Alright so what I did was fill a 20 gallon with clean water from the 60 and completely dumbed out all the water and filled it all the way up again, when can I add fish and how many? Also the water I added was from the garden hose lol filled up that 60 in like 10 minutes, but the water was around 35 degrees ferenhight opps didnt think about the plants.. do you think they will be fine? Tank is at 76 now had 2 heaters running of full blast. Thanks for all the advice people, maybe one day when im rich i will buy a UV sterilizer, and i saw my mistake it wasn't 100% black out should have threw a blanket over it or something. Thanks guys
 
But won't die right? Ya because it would have took me about 4 hours to fill it up if it wasn't for the garden hose. Because then I would have to run up stairs to fill buckets and haul them downstairs to fill it up. 5 gallon buckets 60 gallon aquarium = 12 buckets oooh boy lol. Ya and my aquarium is in im room which is in the basement. Good from one side ( no direct sunlight and only a small window) but its cooler so heaters are running 24/7. at about 300 watts gets pretty expensive.
 
They probably will. Depending on the plant of course. They're alive thus sensitive to major changes. You should always do things gradually. You should set yourself up for success.
 
Plants are crypt lutea, java fern, java moss, dwarf sag, amazon sword, anubias nana. What do you think? They all look fine right now lol its been almost 24 hours.
 
Not necessarily, same tank with new water. Filter and substrate the same I believe??

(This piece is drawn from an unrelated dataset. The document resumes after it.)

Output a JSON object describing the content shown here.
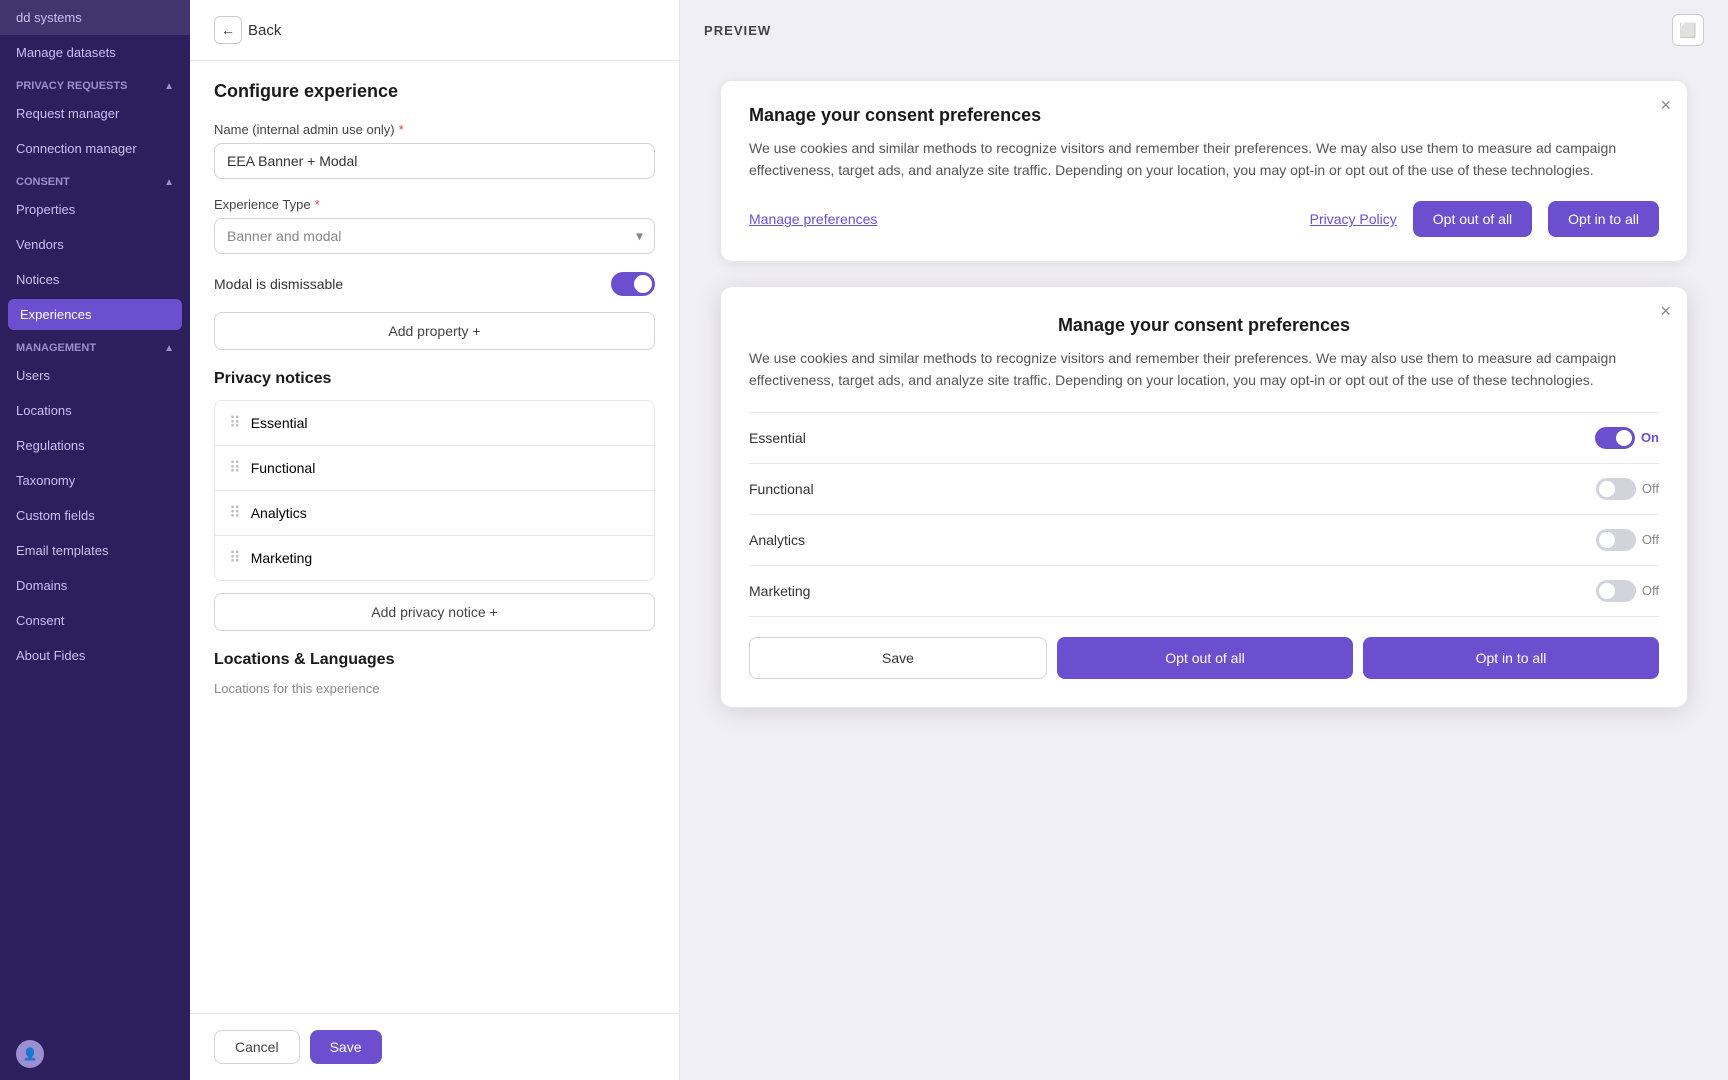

True, but still a serious set back, which will probably take as long to fix as if he'd simply kept on with the low stock, reduced light, and every other day feeding.
And he may still experience some recurrence of bloom, since there's likely some algae still in the filters and substrate.

And now, if I have it right, he has an overstocked 20g, with algae bloom water in it.
What do you think will happen there? :blink:
 
True, but still a serious set back, which will probably take as long to fix as if he'd simply kept on with the low stock, reduced light, and every other day feeding.
And he may still experience some recurrence of bloom, since there's likely some algae still in the filters and substrate.

And now, if I have it right, he has an overstocked 20g, with algae bloom water in it.
What do you think will happen there? :blink:
Perhaps rabbit.. Perhaps...
 
Haha, alright ya the 20 isn't overstocked, it has 9 fish in it... and the 60 got a tiny bit of a white cloud? Is that bacteria starting to grow? New set up (or resetup) same sand, filter (but really well cleaned), and same dw and plants. Added the 3 angelfish today its been 3 days water temp is stabalized and i didn't want to risk loosing the angels cus I had fish jump out of the green water... angels are a regular striped angel, black angel, and platunum angel. So ya they weren't cheap.